Lucius Beebe, the bon vivant and New York Herald Tribune gossip columnist, understood the gears of the club’s machine as well. “The Stork is the dream of suburbia, a shrine of sophistication in the minds of countless thousands who have never seen it, the fabric and pattern of legend,” he wrote in the introduction to The Stork Club Bar Book. The guide echoed the gossip columns of the day, a gushy catalogue of cocktail gems punctuated by the occasional mixological disaster (The Earthquake Cocktail, The Bellamy Scotch Sour). Maybe people shouldn’t have cared, but they did, fuelling what Beebe called the “vast industry” of “quite ordinary newspaper reporters whose almost sole concern is with the inmates of the town’s various plush and chromium cocktail zoos.”
Billingsley orchestrated the seating arrangements like an air traffic controller working the busy shift. Where you sat could be interpreted as a favor, as punishment, or as part of some tactic to generate drama for the gossip columns. Staff members, who sometimes worked as informants, were guided by Billingsley’s complex system of cues and gestures. Lahr remembered that Billingsley, “had more hand signals than a third-base coach.”
But perhaps “New York’s New Yorkiest place” meant something different, something less romantic than whatever Winchell intended. Peek behind the curtain and you would see a manufactured glamour, a cheap reflection bouncing off the two-way mirrors. As an employer, Billingsley’s track record was poor. Labor groups launched a flurry of lawsuits and he was a vicious adversary.
There were other disputes that chipped away at the club’s veneer. As the Red Scare unfolded, J. Edgar Hoover, Roy Cohn and Joseph McCarthy—men who all knew the power of celebrity—appeared at the Stork Club more frequently. Then, in 1951, famed black entertainer Josephine Baker claimed the club had refused her service.
“The Stork discriminates against everybody,” Winchell offered in weak defense. “It’s a snob joint.”
The club grew quieter, the lines shorter.
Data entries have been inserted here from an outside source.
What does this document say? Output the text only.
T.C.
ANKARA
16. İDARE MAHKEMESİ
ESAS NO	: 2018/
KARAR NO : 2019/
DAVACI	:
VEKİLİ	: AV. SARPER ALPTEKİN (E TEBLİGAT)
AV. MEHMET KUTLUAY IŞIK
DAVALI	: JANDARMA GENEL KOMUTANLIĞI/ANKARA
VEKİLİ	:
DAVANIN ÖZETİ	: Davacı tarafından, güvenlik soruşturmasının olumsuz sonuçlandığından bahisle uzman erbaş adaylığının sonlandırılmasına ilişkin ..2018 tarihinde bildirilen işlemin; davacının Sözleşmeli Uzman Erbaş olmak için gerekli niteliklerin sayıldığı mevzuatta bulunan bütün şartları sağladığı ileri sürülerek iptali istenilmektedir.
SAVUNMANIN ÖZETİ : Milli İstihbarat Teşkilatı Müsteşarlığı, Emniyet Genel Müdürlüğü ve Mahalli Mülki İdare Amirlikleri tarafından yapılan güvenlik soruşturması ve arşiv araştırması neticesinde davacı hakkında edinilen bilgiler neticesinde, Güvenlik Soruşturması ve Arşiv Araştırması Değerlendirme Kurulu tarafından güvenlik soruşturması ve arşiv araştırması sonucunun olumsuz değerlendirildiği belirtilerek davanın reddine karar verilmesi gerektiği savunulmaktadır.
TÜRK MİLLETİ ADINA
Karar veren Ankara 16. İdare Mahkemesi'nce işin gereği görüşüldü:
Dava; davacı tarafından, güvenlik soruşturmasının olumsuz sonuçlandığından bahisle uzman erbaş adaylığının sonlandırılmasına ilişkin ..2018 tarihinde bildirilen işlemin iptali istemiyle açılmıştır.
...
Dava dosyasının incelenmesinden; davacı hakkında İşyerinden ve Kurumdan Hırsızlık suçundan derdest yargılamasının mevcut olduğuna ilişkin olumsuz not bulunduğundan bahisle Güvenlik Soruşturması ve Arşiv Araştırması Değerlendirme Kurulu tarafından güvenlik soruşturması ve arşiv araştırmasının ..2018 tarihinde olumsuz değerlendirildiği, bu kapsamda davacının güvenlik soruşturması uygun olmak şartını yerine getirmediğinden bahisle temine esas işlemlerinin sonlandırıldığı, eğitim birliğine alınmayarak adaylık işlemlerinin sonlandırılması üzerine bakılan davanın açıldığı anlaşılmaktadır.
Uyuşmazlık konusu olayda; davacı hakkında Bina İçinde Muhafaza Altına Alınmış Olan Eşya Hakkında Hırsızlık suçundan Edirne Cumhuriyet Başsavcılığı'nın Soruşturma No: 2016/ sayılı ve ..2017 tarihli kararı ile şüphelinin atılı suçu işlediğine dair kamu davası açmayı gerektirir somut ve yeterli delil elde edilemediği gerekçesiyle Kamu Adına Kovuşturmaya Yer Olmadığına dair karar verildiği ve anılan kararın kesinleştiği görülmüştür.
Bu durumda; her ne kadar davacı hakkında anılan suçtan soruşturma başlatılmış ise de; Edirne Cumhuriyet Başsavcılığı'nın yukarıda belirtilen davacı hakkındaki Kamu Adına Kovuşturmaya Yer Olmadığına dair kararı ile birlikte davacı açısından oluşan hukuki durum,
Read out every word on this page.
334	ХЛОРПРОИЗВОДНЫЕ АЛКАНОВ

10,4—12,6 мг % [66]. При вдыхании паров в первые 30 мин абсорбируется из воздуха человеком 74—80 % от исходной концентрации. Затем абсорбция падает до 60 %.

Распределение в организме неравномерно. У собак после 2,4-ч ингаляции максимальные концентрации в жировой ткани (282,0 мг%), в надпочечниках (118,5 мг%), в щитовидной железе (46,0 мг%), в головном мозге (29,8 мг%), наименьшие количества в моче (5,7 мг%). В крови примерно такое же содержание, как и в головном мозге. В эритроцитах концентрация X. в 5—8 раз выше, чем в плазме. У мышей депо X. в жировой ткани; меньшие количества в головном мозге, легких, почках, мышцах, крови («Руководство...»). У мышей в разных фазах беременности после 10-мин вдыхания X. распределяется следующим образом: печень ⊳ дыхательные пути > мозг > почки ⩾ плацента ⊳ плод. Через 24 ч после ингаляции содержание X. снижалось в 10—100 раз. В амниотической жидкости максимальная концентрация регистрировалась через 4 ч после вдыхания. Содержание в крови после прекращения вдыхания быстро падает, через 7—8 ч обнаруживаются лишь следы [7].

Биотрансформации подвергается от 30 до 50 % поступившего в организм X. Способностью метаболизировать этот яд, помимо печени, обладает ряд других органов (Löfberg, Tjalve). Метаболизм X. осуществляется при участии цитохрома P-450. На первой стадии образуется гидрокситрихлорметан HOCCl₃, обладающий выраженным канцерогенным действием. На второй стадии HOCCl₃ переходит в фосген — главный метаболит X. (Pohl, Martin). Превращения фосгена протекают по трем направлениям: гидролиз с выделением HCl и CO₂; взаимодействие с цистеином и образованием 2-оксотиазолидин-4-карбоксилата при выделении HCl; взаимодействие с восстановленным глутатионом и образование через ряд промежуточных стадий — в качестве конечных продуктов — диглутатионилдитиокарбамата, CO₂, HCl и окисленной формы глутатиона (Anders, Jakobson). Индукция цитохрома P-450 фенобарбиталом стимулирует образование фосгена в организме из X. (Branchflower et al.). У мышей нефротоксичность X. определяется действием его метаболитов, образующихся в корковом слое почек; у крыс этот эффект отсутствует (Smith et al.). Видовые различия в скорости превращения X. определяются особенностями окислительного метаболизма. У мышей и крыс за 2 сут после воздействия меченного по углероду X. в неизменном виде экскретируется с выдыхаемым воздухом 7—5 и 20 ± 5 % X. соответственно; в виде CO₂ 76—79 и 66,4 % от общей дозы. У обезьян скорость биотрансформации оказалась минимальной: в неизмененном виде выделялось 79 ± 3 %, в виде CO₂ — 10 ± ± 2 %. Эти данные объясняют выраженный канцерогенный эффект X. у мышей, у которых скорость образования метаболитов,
In 1963 the establishment, which had never needed to promote itself, began advertising that it had a hamburger and fries deal for $1.99. That’s when the old-timers knew it was over. The Stork Club lingered two more years until it was finally shuttered. Billingsley died shortly thereafter.
The site’s new owner demolished it, turning “New York’s New Yorkiest place” into something entirely different. The location was converted into Paley Park, a break in the skyline featuring patches of trees, seating and a waterfall designed to—perhaps ironically—drown out the city’s noise.